A ma mère, ouvrière à 13 ans.
Aux communistes, qui m'ont fait découvrir les vacances. »

Cette dédicace de l'auteur plante immédiatement le décor avant de plonger le lecteur dans le Nord de l'Oise, de nos jours, dans une région où l'industrie, qui avait jadis remplacée les paysans, est dorénavant synonyme de crise économique. C'est donc dans une ambiance de mondialisation, de délocalisations, de licenciements, de chômage et de dettes que le lecteur fait la connaissance d'Aline et Christophe, un couple qui parvenait encore à payer ses crédits, voire même à entrevoir un avenir meilleur pour leurs deux enfants,… jusqu'à ce que l'épée de Damoclès qui planait au-dessus de leurs têtes, vienne également faucher leurs espoirs, leurs rêves et leur avenir.

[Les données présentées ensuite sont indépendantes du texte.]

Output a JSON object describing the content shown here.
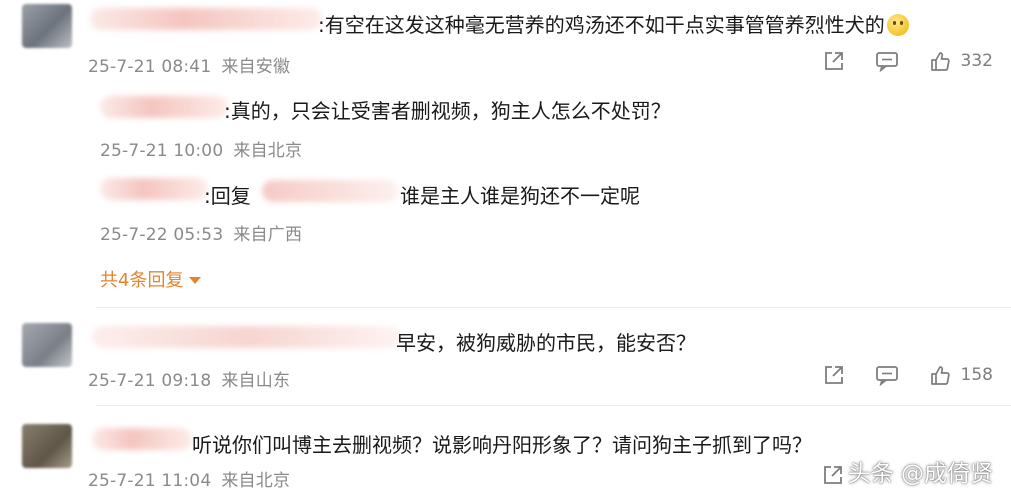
{
  "comments": [
    {
      "text": "有空在这发这种毫无营养的鸡汤还不如干点实事管管养烈性犬的",
      "emoji": "smile-emoji",
      "date": "25-7-21 08:41",
      "location": "来自安徽",
      "likes": "332",
      "replies": [
        {
          "text": "真的，只会让受害者删视频，狗主人怎么不处罚？",
          "date": "25-7-21 10:00",
          "location": "来自北京"
        },
        {
          "text": "回复",
          "text2": "谁是主人谁是狗还不一定呢",
          "date": "25-7-22 05:53",
          "location": "来自广西"
        }
      ],
      "more_replies": "共4条回复"
    },
    {
      "text": "早安，被狗威胁的市民，能安否？",
      "date": "25-7-21 09:18",
      "location": "来自山东",
      "likes": "158"
    },
    {
      "text": "听说你们叫博主去删视频？说影响丹阳形象了？请问狗主子抓到了吗？",
      "date": "25-7-21 11:04",
      "location": "来自北京"
    }
  ],
  "watermark": "头条 @成倚贤",
  "colors": {
    "accent": "#e5842e",
    "meta": "#8a8a8a"
  }
}
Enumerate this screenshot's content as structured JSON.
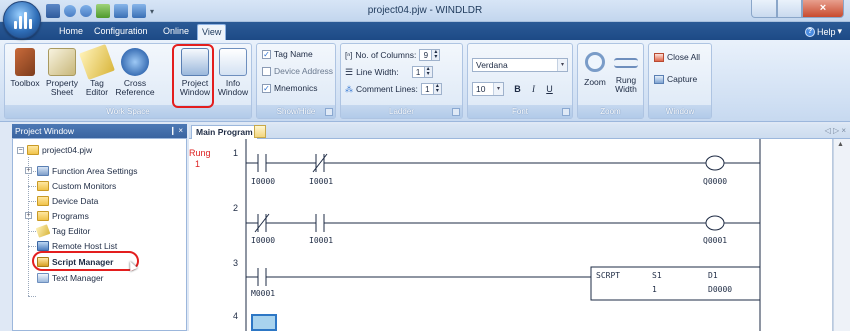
{
  "window": {
    "title": "project04.pjw - WINDLDR"
  },
  "tabs": [
    {
      "label": "Home",
      "active": false
    },
    {
      "label": "Configuration",
      "active": false
    },
    {
      "label": "Online",
      "active": false
    },
    {
      "label": "View",
      "active": true
    }
  ],
  "help_label": "Help",
  "ribbon": {
    "workspace": {
      "label": "Work Space",
      "buttons": [
        {
          "line1": "Toolbox",
          "line2": ""
        },
        {
          "line1": "Property",
          "line2": "Sheet"
        },
        {
          "line1": "Tag",
          "line2": "Editor"
        },
        {
          "line1": "Cross",
          "line2": "Reference"
        },
        {
          "line1": "Project",
          "line2": "Window"
        },
        {
          "line1": "Info",
          "line2": "Window"
        }
      ]
    },
    "showhide": {
      "label": "Show/Hide",
      "items": [
        {
          "label": "Tag Name",
          "checked": true
        },
        {
          "label": "Device Address",
          "checked": false
        },
        {
          "label": "Mnemonics",
          "checked": true
        }
      ]
    },
    "ladder": {
      "label": "Ladder",
      "columns_label": "No. of Columns:",
      "columns_value": "9",
      "line_width_label": "Line Width:",
      "line_width_value": "1",
      "comment_lines_label": "Comment Lines:",
      "comment_lines_value": "1"
    },
    "font": {
      "label": "Font",
      "family": "Verdana",
      "size": "10",
      "bold": "B",
      "italic": "I",
      "underline": "U"
    },
    "zoom": {
      "label": "Zoom",
      "buttons": [
        {
          "line1": "Zoom",
          "line2": ""
        },
        {
          "line1": "Rung",
          "line2": "Width"
        }
      ]
    },
    "window_group": {
      "label": "Window",
      "close_all": "Close All",
      "capture": "Capture"
    }
  },
  "project_window": {
    "title": "Project Window",
    "controls": "❙ ×",
    "tree": [
      {
        "label": "project04.pjw"
      },
      {
        "label": "Function Area Settings"
      },
      {
        "label": "Custom Monitors"
      },
      {
        "label": "Device Data"
      },
      {
        "label": "Programs"
      },
      {
        "label": "Tag Editor"
      },
      {
        "label": "Remote Host List"
      },
      {
        "label": "Script Manager"
      },
      {
        "label": "Text Manager"
      }
    ]
  },
  "document": {
    "tab_label": "Main Program",
    "nav": "◁ ▷ ×"
  },
  "ladder_program": {
    "rung_label": "Rung",
    "rung_index": "1",
    "rungs": [
      {
        "number": "1",
        "contacts": [
          "I0000",
          "I0001"
        ],
        "coil": "Q0000"
      },
      {
        "number": "2",
        "contacts": [
          "I0000",
          "I0001"
        ],
        "coil": "Q0001"
      },
      {
        "number": "3",
        "contacts": [
          "M0001"
        ],
        "instruction": {
          "name": "SCRPT",
          "s1_label": "S1",
          "s1_value": "1",
          "d1_label": "D1",
          "d1_value": "D0000"
        }
      },
      {
        "number": "4"
      }
    ]
  },
  "colors": {
    "accent": "#1d4a86",
    "highlight_red": "#e31e1e",
    "rung_label": "#dd2222",
    "selection_fill": "#a8d3ee"
  }
}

Pascal Manoukian livre certes une chronique sociale qui invite à partager toute la détresse d'un monde ouvrier qui a du mal à garder la tête hors de l'eau face aux délocalisations, mais il livre surtout un récit profondément humain, qui décrit avec grande justesse l'impuissance d'individus pourtant courageux et déterminés, face au rouleau compresseur nommé mondialisation. Une fois l'empathie au rendez-vous, peu importe le sujet, le lecteur vibre avec les personnages, vit l'humiliation, le désespoir et la colère qui accompagne leur descente aux enfers… ne peut rester indifférent. Et c'est là toute la force de Pascal Manoukian : se placer à hauteur d'homme afin de faire entendre la voix de ceux qu'on ne cherche pas forcément à entendre et trouver les mots justes afin d'ouvrir nos yeux sur le monde qui nous entoure.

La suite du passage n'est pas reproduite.